Notes of Score Diffusion Models (updating)

This is a summary of unified framework of diffusion models by Stochastic Differential Equations (SDE) and the related topics.

Background

In score-based diffusion models , the authors proposed a unified framework that connects the score-based model NCSN and DDPM through the perspective of Stochastic Differential Equations (SDE). They interpret the forward process (adding noise) and the backward process (denoising sampling) as SDE and reverse SDE, respectively.

Data Perturbation with Itô SDE

The diffusion process ${\x_t}_{t=0}^T$ from the original input $\x_0$ to Gaussian noise $\x_T$ with continuous time variable $t\in\sbr{0,T}$ can be modeled by the Itô SDE

\[\begin{equation} d\x = \f(\x, t) dt + \bs{G}(\x, t)d\w_t \end{equation}\]

$\w_t$ is the standard Wiener process. $\w_t\sim \N(0, t) \rightarrow \w_{t+\Delta t}-\w_t\sim \N(0, \Delta t) \rightarrow d\w_t \sim \sqrt{\Delta t}\bs{\epsilon} \quad \bs{\epsilon}\sim \N(0,\I)$
$\f(\x,t): \mathbb{R}^d \rightarrow \mathbb{R}^d$ are the drift coefficients and $d$ is the dimension of $\x$. It is always affine, resulting in $f(\x, t) = f(t)\x$ where $f(\cdot):\mathbb{R} \rightarrow \mathbb{R}$.
$\bs{G}(\x,t): \mathbb{R}^d \rightarrow \mathbb{R}^{d\times d}$ are the diffusion coefficients at time $t$.

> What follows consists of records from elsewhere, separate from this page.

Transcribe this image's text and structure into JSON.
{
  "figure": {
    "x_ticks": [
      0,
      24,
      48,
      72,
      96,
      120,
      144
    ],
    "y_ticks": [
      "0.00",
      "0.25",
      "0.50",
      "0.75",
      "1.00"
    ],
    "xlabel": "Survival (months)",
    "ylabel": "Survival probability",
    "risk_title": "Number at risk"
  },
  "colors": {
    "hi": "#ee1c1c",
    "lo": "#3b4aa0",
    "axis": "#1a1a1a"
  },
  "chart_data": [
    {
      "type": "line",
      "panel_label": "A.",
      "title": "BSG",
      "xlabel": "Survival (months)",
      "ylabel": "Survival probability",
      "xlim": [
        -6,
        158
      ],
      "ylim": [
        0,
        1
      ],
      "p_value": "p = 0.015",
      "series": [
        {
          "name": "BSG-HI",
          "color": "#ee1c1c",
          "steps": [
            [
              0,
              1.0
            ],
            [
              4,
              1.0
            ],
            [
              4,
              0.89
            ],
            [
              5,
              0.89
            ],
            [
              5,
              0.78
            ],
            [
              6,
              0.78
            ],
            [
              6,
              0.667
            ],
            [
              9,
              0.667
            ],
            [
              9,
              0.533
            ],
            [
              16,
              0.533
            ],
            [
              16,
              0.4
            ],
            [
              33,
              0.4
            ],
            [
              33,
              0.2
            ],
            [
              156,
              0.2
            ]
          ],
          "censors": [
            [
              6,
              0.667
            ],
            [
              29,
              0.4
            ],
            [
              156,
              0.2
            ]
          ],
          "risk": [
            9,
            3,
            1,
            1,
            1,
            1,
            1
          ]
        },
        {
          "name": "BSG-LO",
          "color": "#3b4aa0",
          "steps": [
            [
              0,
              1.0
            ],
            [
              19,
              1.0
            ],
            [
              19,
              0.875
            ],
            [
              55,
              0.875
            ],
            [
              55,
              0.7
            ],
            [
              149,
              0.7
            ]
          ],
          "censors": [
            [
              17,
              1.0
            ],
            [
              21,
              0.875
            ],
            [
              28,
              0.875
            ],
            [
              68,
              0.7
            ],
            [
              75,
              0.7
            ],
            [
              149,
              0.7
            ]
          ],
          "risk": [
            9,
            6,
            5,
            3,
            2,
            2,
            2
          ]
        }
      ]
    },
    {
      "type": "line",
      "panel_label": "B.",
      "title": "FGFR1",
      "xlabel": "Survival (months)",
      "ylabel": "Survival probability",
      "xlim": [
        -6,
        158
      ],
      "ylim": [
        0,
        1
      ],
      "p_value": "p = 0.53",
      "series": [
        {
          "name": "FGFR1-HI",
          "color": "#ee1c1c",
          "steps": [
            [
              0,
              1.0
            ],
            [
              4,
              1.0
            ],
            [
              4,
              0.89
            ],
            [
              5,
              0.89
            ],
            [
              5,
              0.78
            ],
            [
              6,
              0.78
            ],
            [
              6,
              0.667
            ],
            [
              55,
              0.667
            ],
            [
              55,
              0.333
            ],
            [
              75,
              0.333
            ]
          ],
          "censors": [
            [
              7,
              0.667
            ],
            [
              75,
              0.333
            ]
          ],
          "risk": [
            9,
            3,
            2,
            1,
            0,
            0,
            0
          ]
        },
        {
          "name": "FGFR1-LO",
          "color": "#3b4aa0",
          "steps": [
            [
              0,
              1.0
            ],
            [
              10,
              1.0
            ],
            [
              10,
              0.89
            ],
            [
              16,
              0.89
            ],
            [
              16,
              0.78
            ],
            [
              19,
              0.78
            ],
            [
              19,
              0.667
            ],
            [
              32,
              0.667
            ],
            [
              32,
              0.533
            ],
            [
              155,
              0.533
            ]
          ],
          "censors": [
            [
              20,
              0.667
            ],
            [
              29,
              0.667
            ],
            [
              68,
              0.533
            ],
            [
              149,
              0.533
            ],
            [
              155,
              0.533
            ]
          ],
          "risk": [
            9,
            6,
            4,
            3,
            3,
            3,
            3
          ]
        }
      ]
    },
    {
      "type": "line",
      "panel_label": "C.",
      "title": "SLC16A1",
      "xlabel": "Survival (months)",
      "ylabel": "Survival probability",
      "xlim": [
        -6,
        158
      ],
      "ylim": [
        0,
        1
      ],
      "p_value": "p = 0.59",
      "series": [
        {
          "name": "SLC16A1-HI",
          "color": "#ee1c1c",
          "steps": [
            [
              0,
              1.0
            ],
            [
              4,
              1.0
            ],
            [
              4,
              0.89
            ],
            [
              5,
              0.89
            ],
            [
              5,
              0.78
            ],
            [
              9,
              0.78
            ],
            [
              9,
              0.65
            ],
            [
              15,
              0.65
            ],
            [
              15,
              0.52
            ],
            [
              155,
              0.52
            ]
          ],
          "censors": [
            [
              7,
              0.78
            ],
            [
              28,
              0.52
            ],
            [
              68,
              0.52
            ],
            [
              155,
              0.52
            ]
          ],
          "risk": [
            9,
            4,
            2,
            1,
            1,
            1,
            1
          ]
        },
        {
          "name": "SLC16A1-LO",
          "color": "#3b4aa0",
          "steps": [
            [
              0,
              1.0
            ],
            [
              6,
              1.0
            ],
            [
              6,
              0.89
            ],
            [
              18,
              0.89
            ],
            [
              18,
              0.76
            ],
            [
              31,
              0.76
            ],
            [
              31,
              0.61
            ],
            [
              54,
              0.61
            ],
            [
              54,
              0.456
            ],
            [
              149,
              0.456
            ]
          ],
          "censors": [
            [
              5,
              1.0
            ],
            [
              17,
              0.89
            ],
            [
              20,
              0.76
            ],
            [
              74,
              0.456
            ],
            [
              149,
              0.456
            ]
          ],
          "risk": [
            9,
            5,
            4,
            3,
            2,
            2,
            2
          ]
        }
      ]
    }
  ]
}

We consider the case $\bs{G}(\x,t) = g(t)\I$ which is independent of $\x$. Then, Eq. (1) can be rewritten as

\[\begin{equation} d\x = f(t)\x dt + g(t)d\w_t \label{eq:forward-sde} \end{equation}\]

The perturbation kernel of this SDE have the form

\[\begin{equation} p(\x_t \mid \x_0) = \N(\x_t \mid s_t\x_0, s_t^2\sigma_t^2\I) \end{equation}\]

where

\[\begin{equation} s_t = \exp\nbr{\int_0^t f(\xi)d\xi} \quad \text{and}\quad \sigma_t^2 = \int_0^t\nbr{\frac{g(\xi)}{s(\xi)}}^2d\xi \end{equation}\]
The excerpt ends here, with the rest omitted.